Yasmine, the wife of one of the many journalists waiting in line at the Erez pass, wrote to me from Jerusalem. Israel won’t grant these journalists a pass to let them in and film or describe the immense unnatural catastrophe that has befallen us in the last thirteen days. These were her words: “ The day before yesterday I went to have a look at Gaza from the outside. The world’s journalists are all huddled on a small sandy hill a few km from the border. Innumerable cameras are pointed towards us. Planes circle us overhead – you can hear them but you can’t see them. They seem like illusions, like something in your head until you see the black smoke rising from the horizon, in Gaza. The hill has also become a tourist site for the Israelis in the area. With their large binoculars and cameras, they come and watch the bombings live.”
While I write this piece of correspondence in a mad rush, a bomb is dropped onto the building next to the one I’m in now. The windowpanes shake, my ears ache, I look out the window and see that the building gathering the major Arabic media agencies has been struck. It’s one of Gaza City’s tallest buildings, the AlJaawhara building. A camera crew is permanently stationed on the roof, I can now see them all bending around on the ground, waving their arms and asking for help as they’re covered by a black cloud of smoke.

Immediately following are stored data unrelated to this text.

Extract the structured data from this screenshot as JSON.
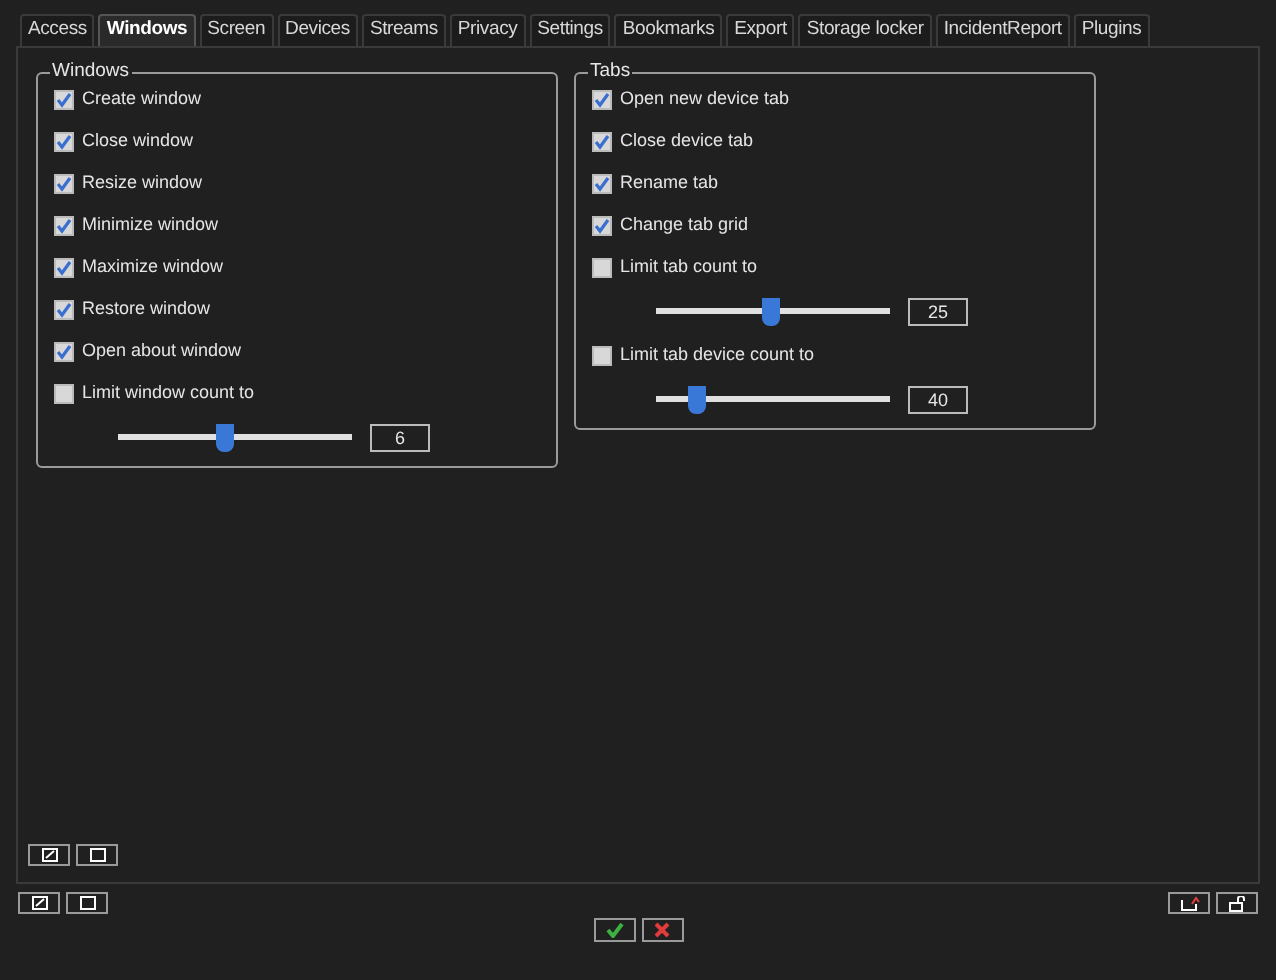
{
  "tabs": [
    {
      "label": "Access",
      "selected": false
    },
    {
      "label": "Windows",
      "selected": true
    },
    {
      "label": "Screen",
      "selected": false
    },
    {
      "label": "Devices",
      "selected": false
    },
    {
      "label": "Streams",
      "selected": false
    },
    {
      "label": "Privacy",
      "selected": false
    },
    {
      "label": "Settings",
      "selected": false
    },
    {
      "label": "Bookmarks",
      "selected": false
    },
    {
      "label": "Export",
      "selected": false
    },
    {
      "label": "Storage locker",
      "selected": false
    },
    {
      "label": "IncidentReport",
      "selected": false
    },
    {
      "label": "Plugins",
      "selected": false
    }
  ],
  "groups": [
    {
      "title": "Windows",
      "items": [
        {
          "kind": "checkbox",
          "label": "Create window",
          "checked": true
        },
        {
          "kind": "checkbox",
          "label": "Close window",
          "checked": true
        },
        {
          "kind": "checkbox",
          "label": "Resize window",
          "checked": true
        },
        {
          "kind": "checkbox",
          "label": "Minimize window",
          "checked": true
        },
        {
          "kind": "checkbox",
          "label": "Maximize window",
          "checked": true
        },
        {
          "kind": "checkbox",
          "label": "Restore window",
          "checked": true
        },
        {
          "kind": "checkbox",
          "label": "Open about window",
          "checked": true
        },
        {
          "kind": "checkbox",
          "label": "Limit window count to",
          "checked": false
        },
        {
          "kind": "slider",
          "level": 0.45,
          "value": "6"
        }
      ]
    },
    {
      "title": "Tabs",
      "items": [
        {
          "kind": "checkbox",
          "label": "Open new device tab",
          "checked": true
        },
        {
          "kind": "checkbox",
          "label": "Close device tab",
          "checked": true
        },
        {
          "kind": "checkbox",
          "label": "Rename tab",
          "checked": true
        },
        {
          "kind": "checkbox",
          "label": "Change tab grid",
          "checked": true
        },
        {
          "kind": "checkbox",
          "label": "Limit tab count to",
          "checked": false
        },
        {
          "kind": "slider",
          "level": 0.49,
          "value": "25"
        },
        {
          "kind": "checkbox",
          "label": "Limit tab device count to",
          "checked": false
        },
        {
          "kind": "slider",
          "level": 0.17,
          "value": "40"
        }
      ]
    }
  ]
}
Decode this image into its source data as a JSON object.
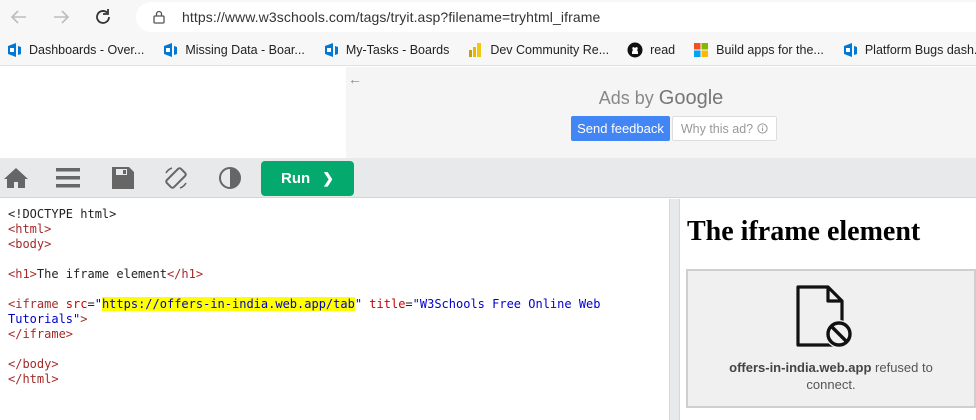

Paramedics and journalists, the most heroic occupations in this corner of the world. At the Al Shifa hospital yesterday I paid Tamim a visit – he’s a journalist who survived an air raid. He explained how he thinks that Israel is adopting the same identical terrorist techniques as Al-Qaeda, bombing a building, waiting for the journalists and ambulances to arrive and then dropping another bomb to finish the latter two off as well. In his view that’s why there’ve been so many casualties among the journalists and paramedics. As he said this, the nurses around his bed all nodded in agreement.Tamim smilingly showed me his two stubs for legs. He was happy he was still around to tell the story, while his colleague, Mohammed, had died with a camera in his hand when the second explosion had proved fatal. In the meantime I asked about the bomb that was just dropped on the building next door, where two journalists, both Palestinian, one from Libyan TV and the other from Dubai TV, were injured. This is a harsh new reminder that this massacre must in no way be described or recorded. All that’s left for me to hope is that among the Israeli military summit no one readsIl Manifesto, or habitually visits my blog.